Pair Corralation between NACCO Industries and Natural Resource
Allowing for the 90-day total investment horizon NACCO Industries is expected to generate 1.32 times less return on investment than Natural Resource. In addition to that, NACCO Industries is 1.39 times more volatile than Natural Resource Partners. It trades about 0.1 of its total potential returns per unit of risk. Natural Resource Partners is currently generating about 0.19 per unit of volatility. If you would invest 8,869 in Natural Resource Partners on August 30, 2024 and sell it today you would earn a total of 2,081 from holding Natural Resource Partners or generate 23.46% return on investment over 90 days.

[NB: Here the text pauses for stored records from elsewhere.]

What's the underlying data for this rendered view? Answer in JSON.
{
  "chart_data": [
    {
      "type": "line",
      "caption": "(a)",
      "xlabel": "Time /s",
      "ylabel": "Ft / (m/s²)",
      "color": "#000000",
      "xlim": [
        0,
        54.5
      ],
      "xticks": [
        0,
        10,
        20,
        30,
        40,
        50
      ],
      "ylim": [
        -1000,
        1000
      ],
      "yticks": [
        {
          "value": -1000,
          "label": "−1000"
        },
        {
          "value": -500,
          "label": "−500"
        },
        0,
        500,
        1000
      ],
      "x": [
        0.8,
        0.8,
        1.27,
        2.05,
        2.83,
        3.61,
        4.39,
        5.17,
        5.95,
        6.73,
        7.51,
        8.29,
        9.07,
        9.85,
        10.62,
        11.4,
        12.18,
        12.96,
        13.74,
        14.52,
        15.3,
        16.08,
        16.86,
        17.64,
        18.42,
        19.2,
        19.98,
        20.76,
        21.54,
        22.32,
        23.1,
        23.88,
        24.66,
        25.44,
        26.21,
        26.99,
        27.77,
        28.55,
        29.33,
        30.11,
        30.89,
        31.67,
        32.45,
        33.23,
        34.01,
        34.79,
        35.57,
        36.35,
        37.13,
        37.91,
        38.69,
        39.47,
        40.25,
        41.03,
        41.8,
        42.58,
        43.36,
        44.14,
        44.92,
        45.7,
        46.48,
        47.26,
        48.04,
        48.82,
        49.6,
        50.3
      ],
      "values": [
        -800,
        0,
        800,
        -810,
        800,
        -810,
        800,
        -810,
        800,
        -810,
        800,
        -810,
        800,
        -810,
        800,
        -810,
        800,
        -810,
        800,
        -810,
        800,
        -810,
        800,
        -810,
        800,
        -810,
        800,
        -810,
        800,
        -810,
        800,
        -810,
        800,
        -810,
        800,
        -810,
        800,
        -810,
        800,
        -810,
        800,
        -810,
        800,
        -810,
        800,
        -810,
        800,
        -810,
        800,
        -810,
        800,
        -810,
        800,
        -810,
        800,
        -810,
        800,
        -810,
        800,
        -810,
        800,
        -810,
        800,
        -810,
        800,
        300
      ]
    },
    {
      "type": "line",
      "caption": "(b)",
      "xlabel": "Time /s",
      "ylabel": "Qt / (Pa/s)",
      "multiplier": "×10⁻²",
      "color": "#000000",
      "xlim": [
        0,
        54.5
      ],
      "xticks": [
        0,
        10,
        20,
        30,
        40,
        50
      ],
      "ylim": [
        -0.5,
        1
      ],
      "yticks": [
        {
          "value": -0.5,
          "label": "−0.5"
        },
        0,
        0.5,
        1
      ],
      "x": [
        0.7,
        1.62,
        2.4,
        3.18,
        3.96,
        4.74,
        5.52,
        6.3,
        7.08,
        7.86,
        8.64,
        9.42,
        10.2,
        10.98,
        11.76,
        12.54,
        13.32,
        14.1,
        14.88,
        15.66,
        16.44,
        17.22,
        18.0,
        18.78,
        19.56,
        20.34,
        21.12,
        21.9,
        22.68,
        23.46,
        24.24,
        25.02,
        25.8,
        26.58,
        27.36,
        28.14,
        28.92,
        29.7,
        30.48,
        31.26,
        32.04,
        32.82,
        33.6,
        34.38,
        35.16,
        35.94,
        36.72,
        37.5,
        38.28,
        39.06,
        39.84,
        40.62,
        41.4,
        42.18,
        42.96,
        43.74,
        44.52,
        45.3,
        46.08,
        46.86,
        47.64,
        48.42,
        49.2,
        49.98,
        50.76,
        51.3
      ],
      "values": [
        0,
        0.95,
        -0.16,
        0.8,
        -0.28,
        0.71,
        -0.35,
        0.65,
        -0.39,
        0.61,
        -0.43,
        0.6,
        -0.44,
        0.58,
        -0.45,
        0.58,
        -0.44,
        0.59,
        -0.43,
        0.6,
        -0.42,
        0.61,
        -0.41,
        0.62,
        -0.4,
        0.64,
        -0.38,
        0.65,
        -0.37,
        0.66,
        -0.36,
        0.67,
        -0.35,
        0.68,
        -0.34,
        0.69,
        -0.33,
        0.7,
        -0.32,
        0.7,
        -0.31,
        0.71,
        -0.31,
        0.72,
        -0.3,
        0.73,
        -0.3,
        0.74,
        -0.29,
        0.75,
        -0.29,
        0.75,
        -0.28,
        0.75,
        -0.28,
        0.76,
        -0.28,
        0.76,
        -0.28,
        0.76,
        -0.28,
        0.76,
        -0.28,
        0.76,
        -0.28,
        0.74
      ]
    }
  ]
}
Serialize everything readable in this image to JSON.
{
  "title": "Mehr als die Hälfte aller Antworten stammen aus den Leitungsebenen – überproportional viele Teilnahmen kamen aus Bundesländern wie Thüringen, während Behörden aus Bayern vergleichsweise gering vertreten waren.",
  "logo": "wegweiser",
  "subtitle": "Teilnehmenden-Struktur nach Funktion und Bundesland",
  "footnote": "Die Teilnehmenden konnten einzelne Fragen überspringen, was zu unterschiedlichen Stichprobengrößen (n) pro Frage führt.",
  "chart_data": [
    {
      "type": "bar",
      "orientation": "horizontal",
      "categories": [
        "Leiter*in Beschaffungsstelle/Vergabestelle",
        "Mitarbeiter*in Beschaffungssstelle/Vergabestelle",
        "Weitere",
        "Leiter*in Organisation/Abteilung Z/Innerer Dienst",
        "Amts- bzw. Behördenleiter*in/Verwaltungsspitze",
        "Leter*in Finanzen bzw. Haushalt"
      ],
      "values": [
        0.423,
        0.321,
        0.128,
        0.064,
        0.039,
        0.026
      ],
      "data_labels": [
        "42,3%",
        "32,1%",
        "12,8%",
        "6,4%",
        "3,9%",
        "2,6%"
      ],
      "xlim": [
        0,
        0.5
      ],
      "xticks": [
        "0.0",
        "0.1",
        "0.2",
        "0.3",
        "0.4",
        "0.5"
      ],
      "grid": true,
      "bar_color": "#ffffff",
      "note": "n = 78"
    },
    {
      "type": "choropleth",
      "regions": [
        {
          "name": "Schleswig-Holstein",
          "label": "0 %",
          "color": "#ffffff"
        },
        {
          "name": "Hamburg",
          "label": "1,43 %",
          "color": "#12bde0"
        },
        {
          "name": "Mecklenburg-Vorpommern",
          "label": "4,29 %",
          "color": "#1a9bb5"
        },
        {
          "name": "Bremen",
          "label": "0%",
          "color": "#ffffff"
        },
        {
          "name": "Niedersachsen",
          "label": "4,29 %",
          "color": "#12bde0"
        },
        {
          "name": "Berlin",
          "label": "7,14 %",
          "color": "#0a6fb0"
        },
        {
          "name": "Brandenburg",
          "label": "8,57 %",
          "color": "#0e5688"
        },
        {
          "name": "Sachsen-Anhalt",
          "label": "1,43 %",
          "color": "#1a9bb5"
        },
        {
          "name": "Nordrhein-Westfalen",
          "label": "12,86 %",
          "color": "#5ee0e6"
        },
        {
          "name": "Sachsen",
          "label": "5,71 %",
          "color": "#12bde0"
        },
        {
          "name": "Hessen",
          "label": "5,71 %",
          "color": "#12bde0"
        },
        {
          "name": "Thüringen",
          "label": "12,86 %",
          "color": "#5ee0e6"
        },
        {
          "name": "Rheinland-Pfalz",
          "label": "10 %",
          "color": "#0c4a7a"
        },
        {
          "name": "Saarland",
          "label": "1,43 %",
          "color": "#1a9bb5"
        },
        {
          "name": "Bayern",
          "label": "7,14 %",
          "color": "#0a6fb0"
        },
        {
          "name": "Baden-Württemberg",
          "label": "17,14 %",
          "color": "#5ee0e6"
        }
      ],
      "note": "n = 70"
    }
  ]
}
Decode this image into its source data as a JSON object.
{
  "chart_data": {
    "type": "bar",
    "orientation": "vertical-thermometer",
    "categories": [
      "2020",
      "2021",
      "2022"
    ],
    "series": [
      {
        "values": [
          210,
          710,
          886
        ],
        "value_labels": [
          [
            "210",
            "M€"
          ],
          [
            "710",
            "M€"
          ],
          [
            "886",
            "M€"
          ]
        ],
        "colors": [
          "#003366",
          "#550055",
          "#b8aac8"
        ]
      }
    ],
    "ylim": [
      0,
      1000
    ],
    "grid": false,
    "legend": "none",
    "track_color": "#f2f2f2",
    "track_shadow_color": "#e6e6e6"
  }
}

Time Period | 3 Months [change] |
Direction | Moves Together |
Strength | Significant |
Accuracy | 100.0% |
Values | Daily Returns |
NACCO Industries vs. Natural Resource Partners
Performance |
Timeline |
NACCO Industries |
Natural Resource Partners |
NACCO Industries and Natural Resource Volatility Contrast
Predicted Return Density |
Returns |
Pair Trading with NACCO Industries and Natural Resource
The main advantage of trading using opposite NACCO Industries and Natural Resource positions is that it hedges away some unsystematic risk. Because of two separate transactions, even if NACCO Industries position performs unexpectedly, Natural Resource can make up some of the losses. Pair trading also minimizes risk from directional movements in the market. For example, if an entire industry or sector drops because of unexpected headlines, the short position in Natural Resource will offset losses from the drop in Natural Resource's long position.NACCO Industries vs. Alliance Resource Partners | NACCO Industries vs. Hallador Energy | NACCO Industries vs. Consol Energy | NACCO Industries vs. Indo Tambangraya Megah |
Natural Resource vs. Hallador Energy | Natural Resource vs. Consol Energy | Natural Resource vs. Adaro Energy Tbk | Natural Resource vs. Alliance Resource Partners |
Check out your portfolio center.Note that this page's information should be used as a complementary analysis to find the right mix of equity instruments to add to your existing portfolios or create a brand new portfolio. You can also try the Portfolio Diagnostics module to use generated alerts and portfolio events aggregator to diagnose current holdings.